Pittsburgh is deserted. The city streets and sidewalks that were once bustling with people and commerce are eerily silent. The metal and stone skyscrapers that stood proudly as Downtown’s signature skyline are wrapped in green vines, moss and trees. Inoperable cars litter streets and block ramp accesses. Somehow, traffic is a nightmare even after the apocalypse.
Only something as catastrophic as the Rooney family moving the Steelers to Ohio could cause such a mass exodus. This was caused by something more destructive: a deadly fungal spore that has infected and wiped out much of the world’s population.
This is “The Last of Us,” a 2013 game developed by Naughty Dog for PlayStation 3. Regarded by many to be one of the finest games of the previous console generation, the game explores what happens to humanity after large-scale disaster. USA Today called it an “incredible journey” and IGN.com said it was a “true feat” in their respective reviews last year. Even the box art rightfully boasts its 200-plus game-of-the-year awards.
This week, the game is taking a victory lap with “The Last of Us Remastered,” a new version for the PlayStation 4 with updated graphics. This rerelease also includes the downloadable content that was released for the game post-launch.
The story of “The Last of Us” is carried by main characters Joel and Ellie. Ellie is a young girl who is immune to the virus. Joel fills the role of protector while accompanying Ellie on their cross-country journey that may or may not lead to humanity’s salvation. That journey takes the pair on a tour through post-apocalyptic Pittsburgh.
This in-game vision of Pittsburgh isn’t a one-to-one replica of the Steel City. Instead, the artists attempted to capture the many things that make this city unique.

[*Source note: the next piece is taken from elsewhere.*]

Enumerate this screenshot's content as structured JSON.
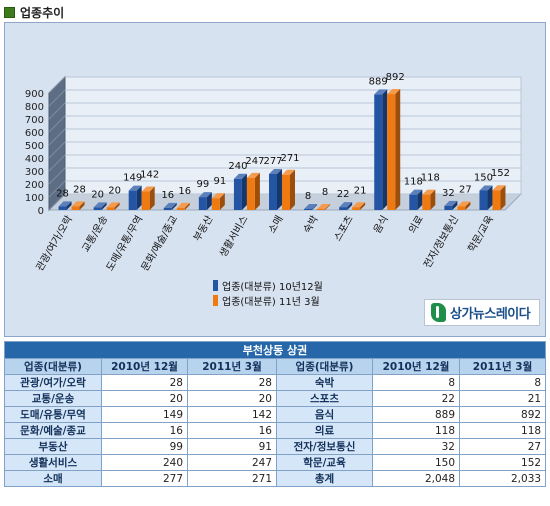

The pair arrives on a rare cloudless day. The sun hits a gray building that resembles the BNY Mellon Building. A few blocks away looms the U.S. Steel Tower. It remains the tallest building in the city, but its monochromatic palette has been enhanced by nature’s overgrown vines. Downtown Pittsburgh has never been this peaceful.
A stroll down what looks like it could be the Boulevard of the Allies brings Joel and Ellie through what’s called Pittsburgh’s Business District. The fictional area looks like Fifth Avenue with some influences from the Cultural District. The sun-soaked, cracked and flooded road stretches into the distance leading to the golden Fort Duquesne Bridge on the horizon.
Joel and Ellie explore the city’s shops and eateries, salvaging what they find along the way. Their goal is to make it to the bridge while avoiding the lawless bandits who have gained control of Downtown.
Amid the carnage and chaos that eliminated nearly the city’s entire population, beauty remains. “The Last of Us” artfully portrays this while using Pittsburgh’s distinctive look as its canvas.
Thanks to the added power of the PS4, “The Last of Us: Remastered” manages to surpass the already stellar visuals of the game’s original release. The remastered version stands as a good excuse to revisit the game. PS4 owners who missed out on the PS3 need little reason to pick it up. “The Last of Us” is one of the rare finds that transcends typical storytelling in the medium. Or just play it to catch a glimpse of Pittsburgh’s possible future.